Acabou, ele não pode mais te machucar. — Me machucar…
Fio a fio, as memórias foram costuradas em minha mente. O som da tosse engasgada e o líquido vermelho escorrendo pelos lábios abertos, aterrorizado, vendo cada um de seus pecados transbordarem e entalarem na garganta.
Egal morreu.
Eu o matei.
O vi sangrar até que o ar fosse inalcançável para ele, um direito roubado, sua vida agora corria em minhas veias.
Eu o matei. — O sussurro se tornou mais forte. — Ninguém toca em você.
Tomei para mim um extenso gole de ar antes de forçar meus músculos e tendões a se moverem, cada uma das minhas articulações doía, meus ossos reclamavam e pareciam pegar fogo.
Eu nunca tinha me permitido usar tanto poder, jamais senti tanta força transbordar antes, nem tanto ódio viajar por minhas veias.
Devagar abri os olhos e a luz do sol me cegou temporariamente.
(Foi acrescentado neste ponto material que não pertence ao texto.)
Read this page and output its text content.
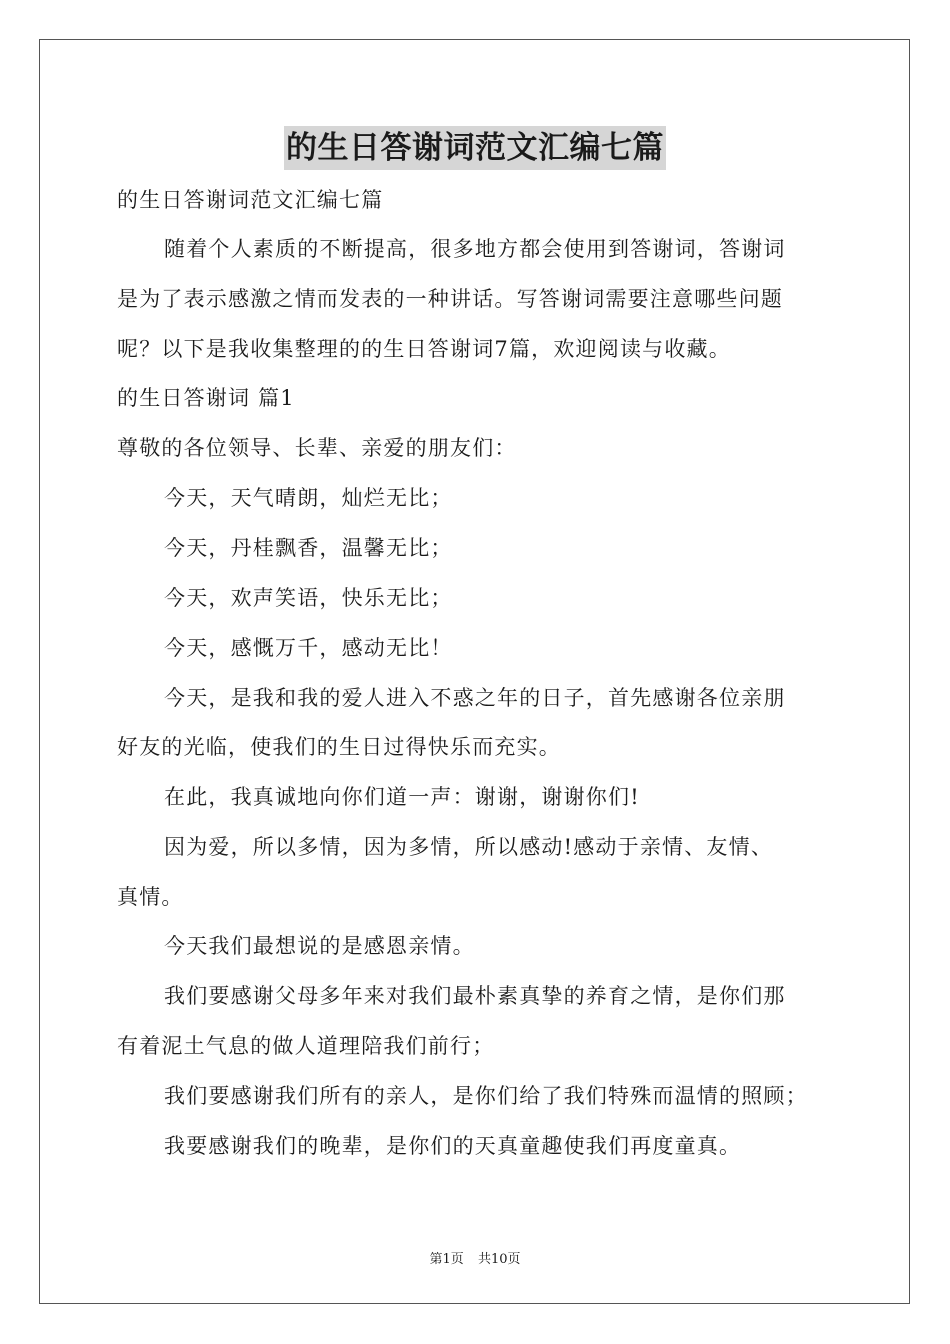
的生日答谢词范文汇编七篇
的生日答谢词范文汇编七篇
随着个人素质的不断提高，很多地方都会使用到答谢词，答谢词
是为了表示感激之情而发表的一种讲话。写答谢词需要注意哪些问题
呢？以下是我收集整理的的生日答谢词7篇，欢迎阅读与收藏。
的生日答谢词 篇1
尊敬的各位领导、长辈、亲爱的朋友们：
今天，天气晴朗，灿烂无比；
今天，丹桂飘香，温馨无比；
今天，欢声笑语，快乐无比；
今天，感慨万千，感动无比！
今天，是我和我的爱人进入不惑之年的日子，首先感谢各位亲朋
好友的光临，使我们的生日过得快乐而充实。
在此，我真诚地向你们道一声：谢谢，谢谢你们!
因为爱，所以多情，因为多情，所以感动!感动于亲情、友情、
真情。
今天我们最想说的是感恩亲情。
我们要感谢父母多年来对我们最朴素真挚的养育之情，是你们那
有着泥土气息的做人道理陪我们前行；
我们要感谢我们所有的亲人，是你们给了我们特殊而温情的照顾；
我要感谢我们的晚辈，是你们的天真童趣使我们再度童真。
第1页 共10页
Os raios passavam por grades espessas de ferro, bloqueando parte da luz, e a paisagem ao redor se movia e balançava conforme as grades chacoalhavam comigo dentro. Eu estava presa.
Agarrei nas grades de ferro maciço sentindo falta de ar, estávamos no meio de uma floresta densa e tudo o que eu podia ver pelas grades eram os homens bem armados e as árvores escuras. Cavalos trotavam e relinchavam à medida que subíamos lentamente, estávamos indo para Sthenyan.
— Aylena! — jurei ter ouvido a voz desesperada de Darlen.
Esconda seu medo, menina. — Eu bufei, como eu poderia esconder o medo se era o que eu estava sentindo?
— Aylena! — outro grito, virei o corpo em cima de uma quantidade grande de feno. — Você está viva!
Darlen estava dentro de uma outra jaula, pequena de barras grossas como as que eu estava, seu rosto estava salpicado de sangue e o vestido amarelo claro com manchas escuras onde os joelhos tocavam. Não havia mais jaulas como as nossas, estávamos presas e sozinhas sendo levadas em direção a cidade.
— Por que está aqui!? — murmurei alto o suficiente para que ela pudesse me ouvir.
Os olhos azuis da minha amiga se abaixaram e ela se encolheu dentro da gaiola de ferro, Darlen era uma moça tão bela, com traços tão delicados em seu rosto pálido, que era difícil vê-la entristecida.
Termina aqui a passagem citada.